Just as surprised as Rainey was when told that he was getting his own series, Naughton was equally shocked when Kemp told her from the very beginning of Power that Tasha would be the last man standing. "I just remember Courtney explaining to me the importance of my character really representing women, and particularly African-American women who have always tried to be the matriarch of the family and tried to stick it out in their marriage, even if there is dysfunction," says Naughton of a mindset that she believes all women can relate to. For Kemp, it's something she brought to the page from her own life. "I became a single mother over the course of writing Power, and I found myself in this place of guilt and constantly trying to give my child enough," she shares. "If you’re not healthy, which I think Tasha cannot be and sometimes I’m not at my healthiest, you take on more responsibility for your child’s happiness than you should. And you wonder, 'What decisions have I made that have ruined this kid?'"

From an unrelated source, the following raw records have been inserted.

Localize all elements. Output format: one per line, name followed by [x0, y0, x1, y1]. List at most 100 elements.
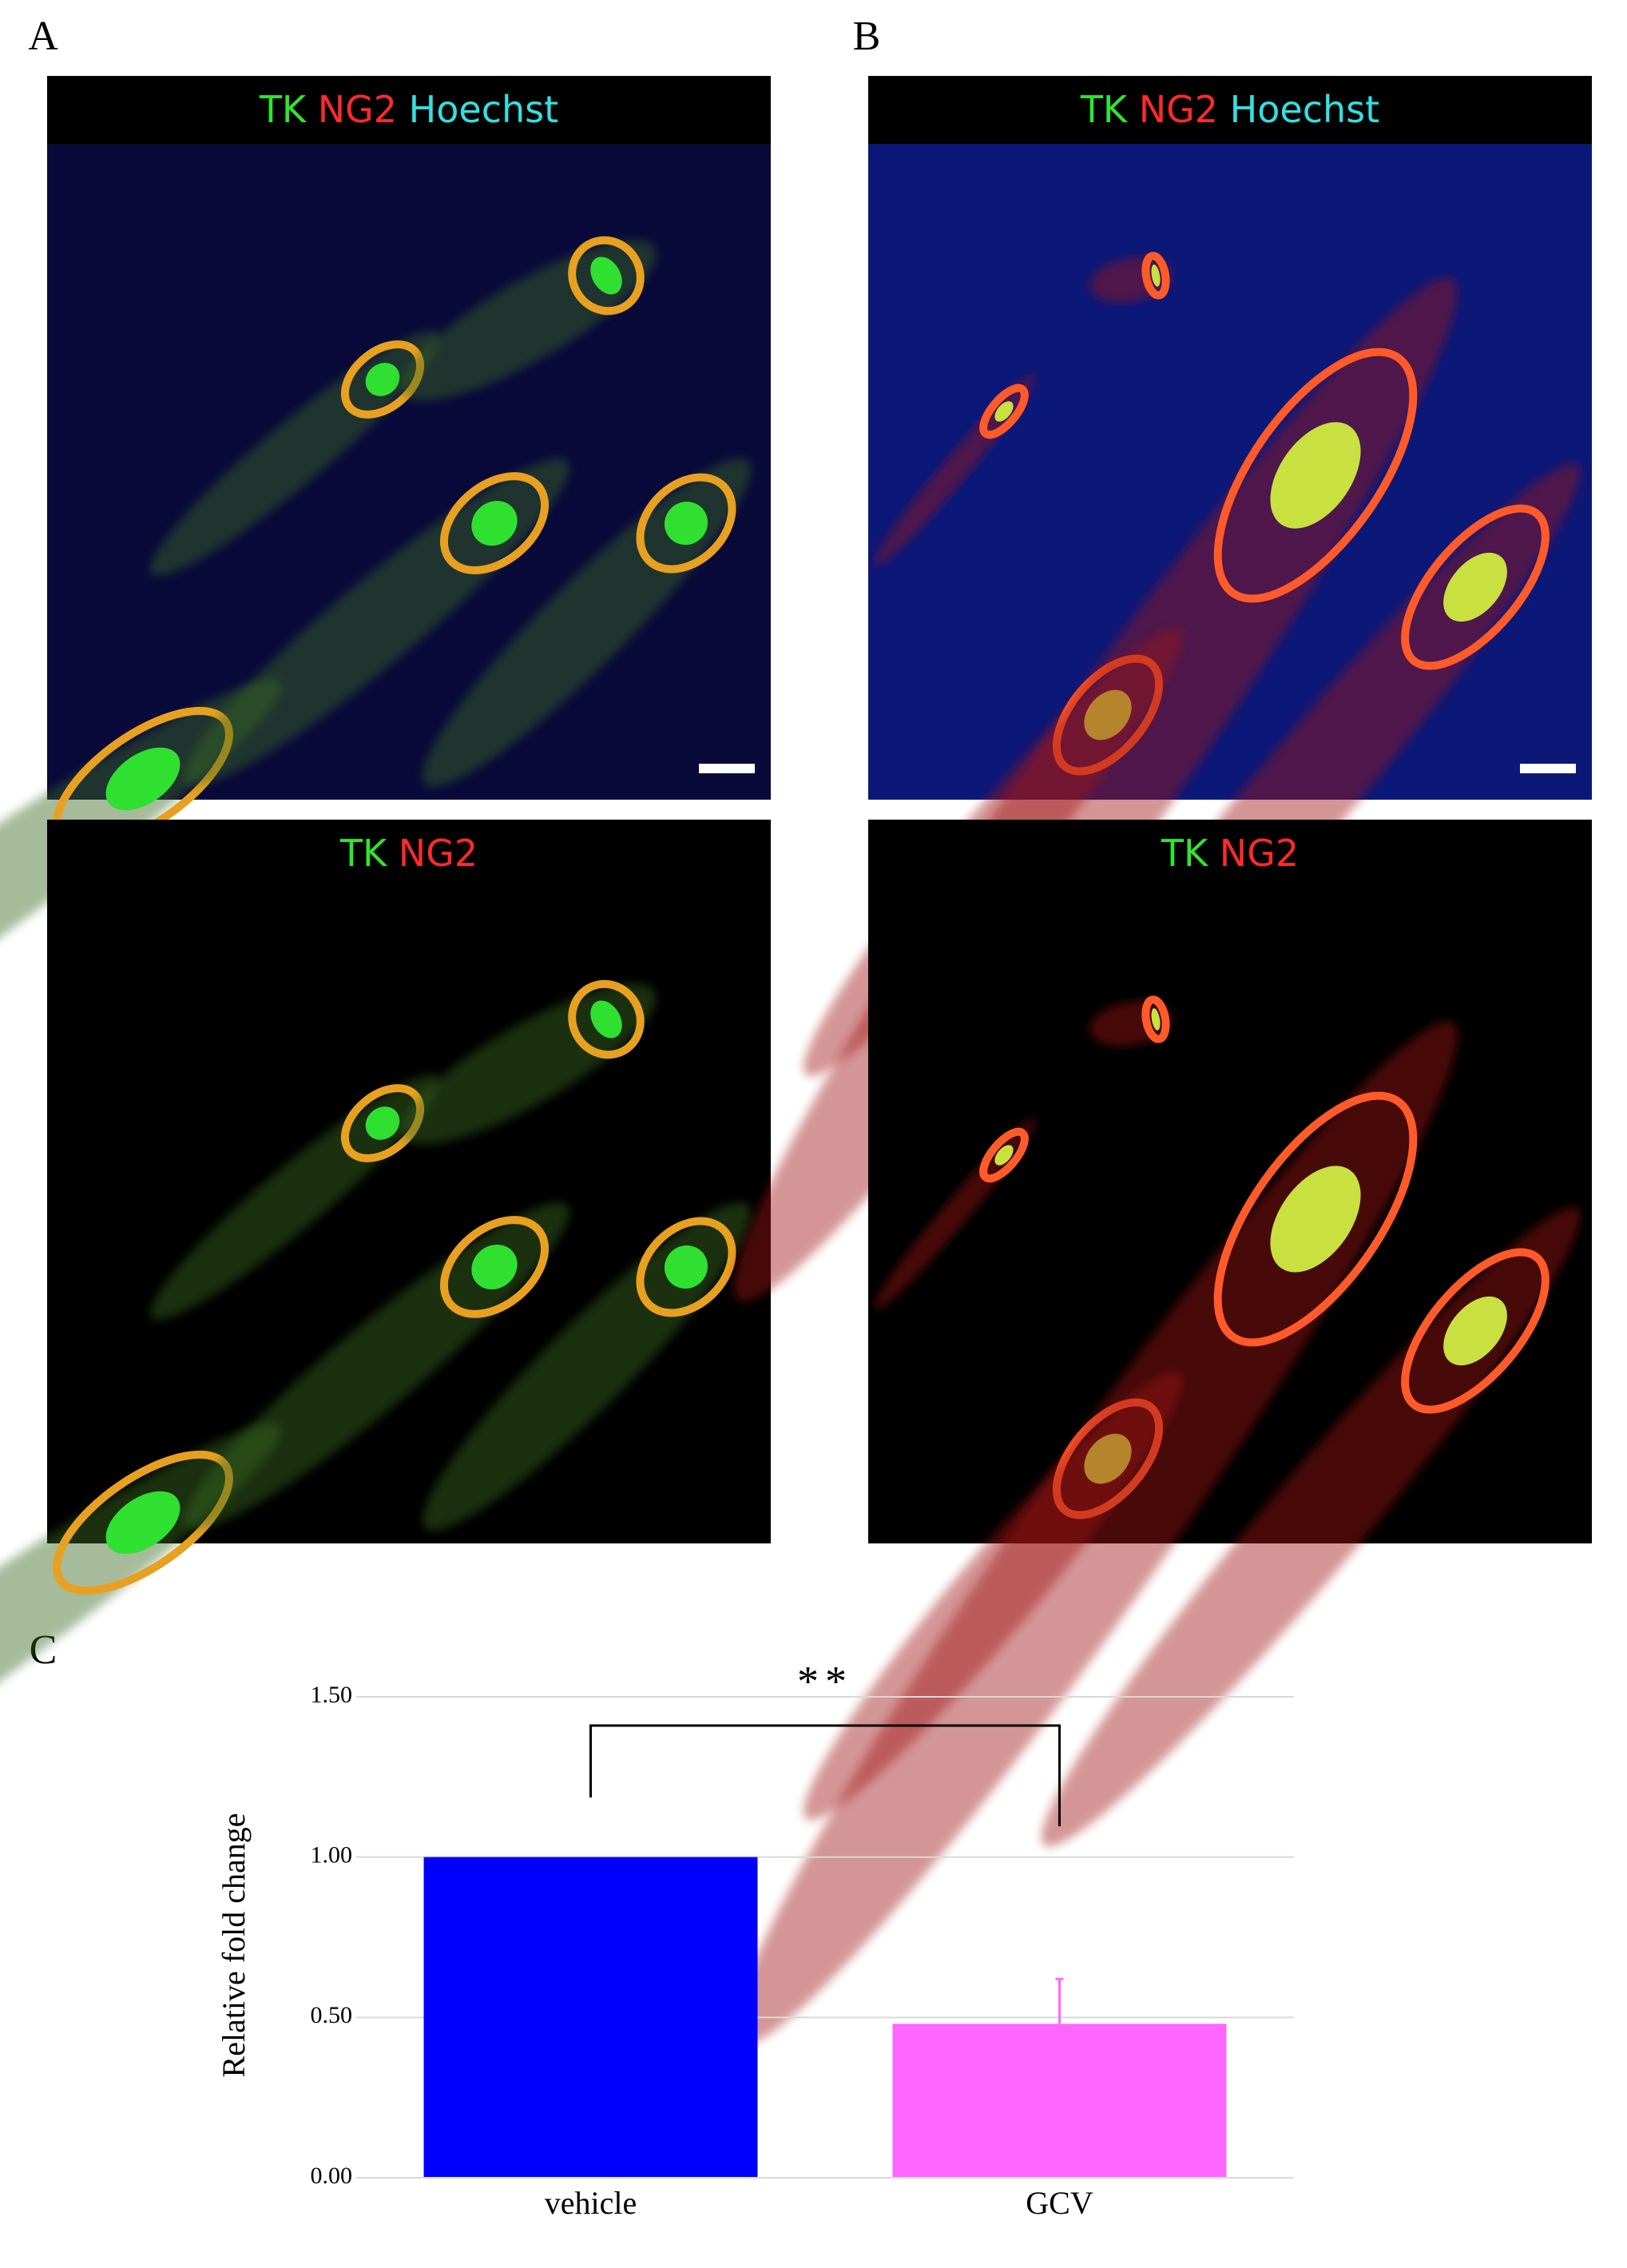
follicle-bulb [1213, 348, 1418, 603]
follicle-bulb [340, 1084, 425, 1162]
dermal-papilla [590, 256, 622, 295]
panel-label: A [28, 14, 58, 59]
follicle-sheath [401, 240, 657, 401]
stain-name: TK [339, 832, 388, 875]
label-band [47, 76, 771, 144]
follicle [733, 1021, 1458, 2046]
follicle-bulb [979, 1127, 1029, 1183]
dermal-papilla [664, 501, 708, 546]
follicle-sheath [874, 1118, 1036, 1310]
follicle-bulb [340, 340, 425, 419]
stain-label: TK NG2 Hoechst [1080, 88, 1379, 131]
follicle-bulb [1141, 252, 1170, 300]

In addition to being in lockstep about Tasha's crucial role, Kemp and Naughton both cited the chance to continue employing writers, actors, directors, and producers of color as part of the decision-making process to continue. "I'm a Black woman in Hollywood who knows that sometimes the opportunities are few and far between," explains Naughton. "These kinds of roles don't always come to us — and I'm grateful when the good ones do."

Power Book II
Credit: Myles Aronowitz/Starz

By the end of Power, Tasha wasn't necessarily the last man standing, but she was essentially the last woman standing as the bodies of Angela (Lela Loren) and LaKeisha (Anthony) piled up. But Ghost is getting a much-needed injection of strong (and glamorous) female power in the shape of Oscar-nominee Mary J. Blige. As Tariq balances college and caring for his sister and grandmother, he’ll find a different parental figure in drug queenpin Monet Tejada (Blige). Since secret-keeping doomed the St. Patricks, Kemp wanted to portray a family “openly in the [criminal] life.”

"I liked the idea that there were people in our story that were like, 'Yeah, and?'" says Kemp. "I also wanted people to really see Mary in the way that I see her, which is she’s a survivor. Monet is a woman who has survived a lot: her husband is inside and she has inherited his business and he’s still in control, she’s trying to navigate that. She’s also trying to navigate having sons who are men and a daughter who is becoming a woman and trying to teach this girl how to become a woman in the world as you see it. She is based on a whole bunch of woman who I’ve read about or we know about, women who are in the life and become hardened by it, become toughened by it."

But whether you’re a returning star or a Grammy winner like Blige and fellow new addition Method Man, Naughton knows that there are no guarantees in this Power-ful world. “Ghost being killed was a shock. How do you kill the main character?” she asks. “Anybody can go.”